Unless it’s specifically a technology camp, try to leave the technology at home.
Of course, you still have to teach your kids to look after technology and their general non-clothing items on a day-to-day basis. One of the techniques that seems to have worked with my son is to teach him that the phrase “have you got everything” means “instant audit”.
The Instant AuditIf we say "have you got everything", it means do a check for;
- Wallet, Watch
- Phone/Tablet and chargers
- Hats, sunscreen, glasses etc.
If you find that your kids are automatically saying “yes” when asked “have you got everything”, then the next question is;
What should you have?
They should respond with a list;
- My watch, which is on my wrist.
- My wallet which is in my pocket.
- My phone which is in my hand,
- The charger for the phone which I put in my bag just before I put it in the car today.
- I didn’t bring my tablet, so I don’t need to pack it.
You may need to prompt.
Parent: "Do you have your watch?"
Parent: "Where is it?"
Child: "On my wrist, see"
Parent: "Do you have your wallet?"
Parent: "Where is it?"
Child: "I don't know. It might be in my bag."
Parent: "Well, that means that you don't have it do you?"
Child: "Er... No"
Parent: "Go and find it."
The teaching process takes a long time. Sometimes years. I you persist however, it will work.
ConsequencesThe final component in teaching kids about being responsible is to teach consequences. For example, if they left their phone at Grandma’s house, you don’t go back and get it -- especially if it’s miles away. They’ll have to get it at the next opportunity, perhaps next week.
This will lead to tantrums however it will also ensure that they don’t forget again.

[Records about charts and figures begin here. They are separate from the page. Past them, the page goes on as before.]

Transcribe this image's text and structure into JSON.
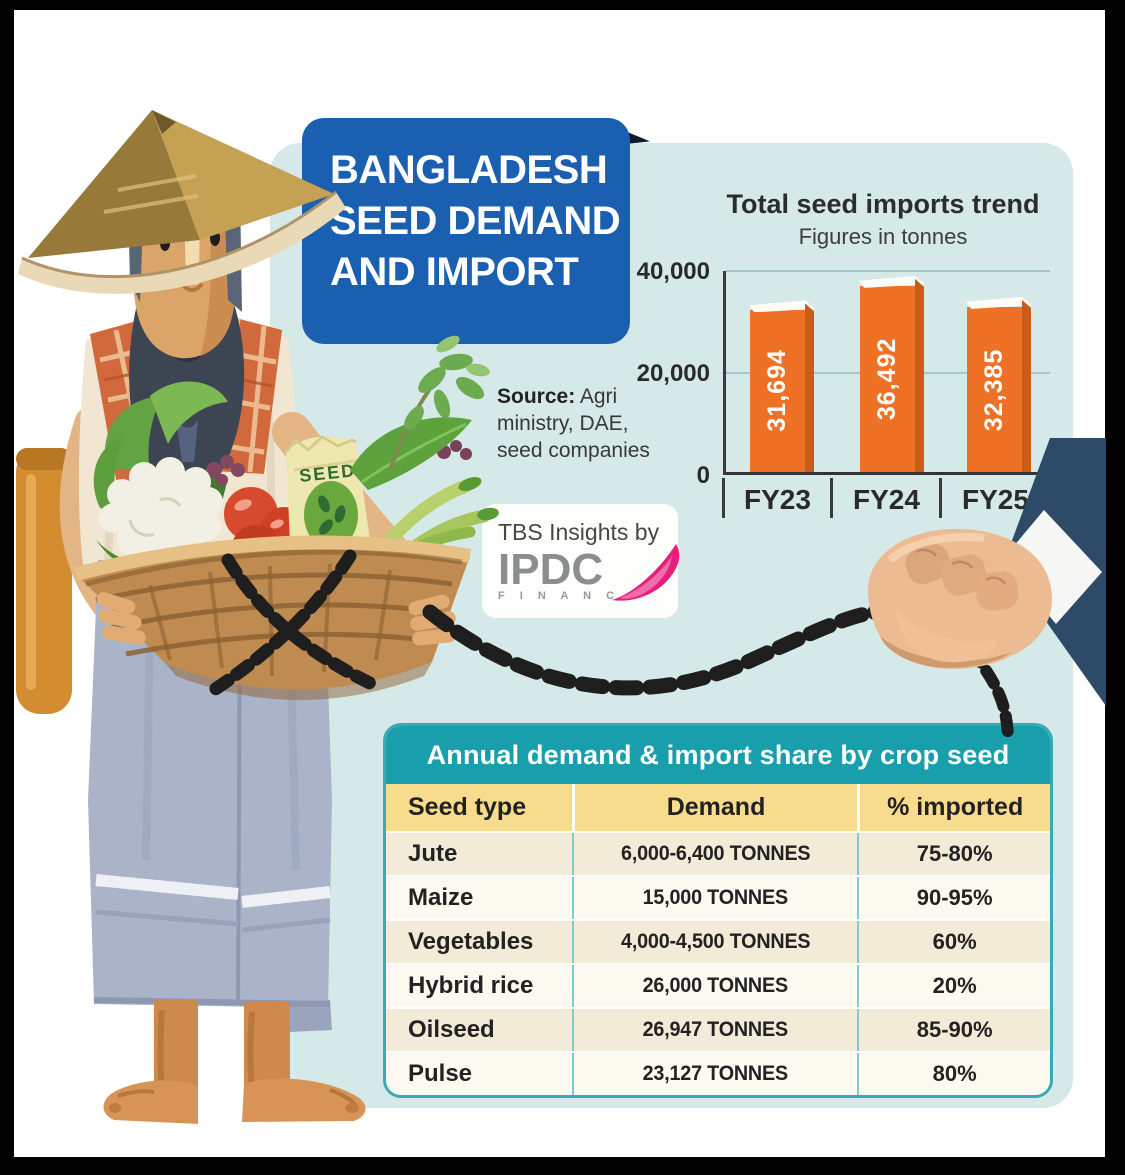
{
  "ribbon": {
    "lines": [
      "BANGLADESH",
      "SEED DEMAND",
      "AND IMPORT"
    ],
    "bg_color": "#1b5fb1"
  },
  "source": {
    "label": "Source:",
    "text": " Agri ministry, DAE, seed companies"
  },
  "tbs": {
    "line": "TBS Insights by",
    "brand": "IPDC",
    "brand_sub": "F I N A N C E",
    "brand_color": "#8b8e91",
    "swoosh_color": "#e51f7a"
  },
  "chart_data": [
    {
      "type": "bar",
      "title": "Total seed imports trend",
      "subtitle": "Figures in tonnes",
      "categories": [
        "FY23",
        "FY24",
        "FY25"
      ],
      "values": [
        31694,
        36492,
        32385
      ],
      "display_values": [
        "31,694",
        "36,492",
        "32,385"
      ],
      "y_ticks": [
        {
          "label": "40,000",
          "value": 40000
        },
        {
          "label": "20,000",
          "value": 20000
        },
        {
          "label": "0",
          "value": 0
        }
      ],
      "ylim": [
        0,
        40000
      ],
      "grid": true,
      "legend_position": "none",
      "bar_color": "#ee7125",
      "bar_side_color": "#ca5d16",
      "bar_top_color": "#fdfcf6",
      "value_labels": "inside-vertical-white"
    },
    {
      "type": "table",
      "title": "Annual demand & import share by crop seed",
      "columns": [
        "Seed type",
        "Demand",
        "% imported"
      ],
      "rows": [
        [
          "Jute",
          "6,000-6,400 TONNES",
          "75-80%"
        ],
        [
          "Maize",
          "15,000 TONNES",
          "90-95%"
        ],
        [
          "Vegetables",
          "4,000-4,500 TONNES",
          "60%"
        ],
        [
          "Hybrid rice",
          "26,000 TONNES",
          "20%"
        ],
        [
          "Oilseed",
          "26,947 TONNES",
          "85-90%"
        ],
        [
          "Pulse",
          "23,127 TONNES",
          "80%"
        ]
      ],
      "title_bg": "#189fab",
      "header_bg": "#f8dc8e",
      "row_alt_bg": "#f2ebd8",
      "row_bg": "#fcfaf0"
    }
  ],
  "illustration": {
    "seed_bag_label": "SEED",
    "farmer": "farmer holding basket of vegetables and seed bag",
    "chain": "black chain wrapped around basket, pulled to the right",
    "hand": "suited hand gripping chain"
  },
  "colors": {
    "panel_bg": "#d4e9e8",
    "frame": "#000000",
    "page_bg": "#ffffff"
  }
}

The same goes for kids who take their electronic devices on camps when they’ve specifically been told not to take them. If the devices are damaged, don’t go out and replace them immediately, even if they’re insured or needed for school. In particular don’t replace them with a newer/better model. You’ll only reinforce the bad behaviour.
If the device is insured and/or a new model is a possibility, introduce delays or penalties. Perhaps they need to give up some pocket money or do some extra chores to earn the “excess”. Whatever you do, it can’t be a smooth transition and it needs to be memorable.
You won’t be there to save your kids in every situation so it’s very important that they learn that being irresponsible has consequences -- even if the damage wasn’t strictly their fault.
If you make a mistake and there's consequences for you, be sure to talk to your kids about it. Make sure that they understand that you're not immune to either mistakes or consequences. It's important that they see good behaviour in the way that you handle these issues.
Results in this area are not easy and they certainly aren't "instant" but over time, with age, love and persistence, it’s possible to change behaviours to make kids more responsible.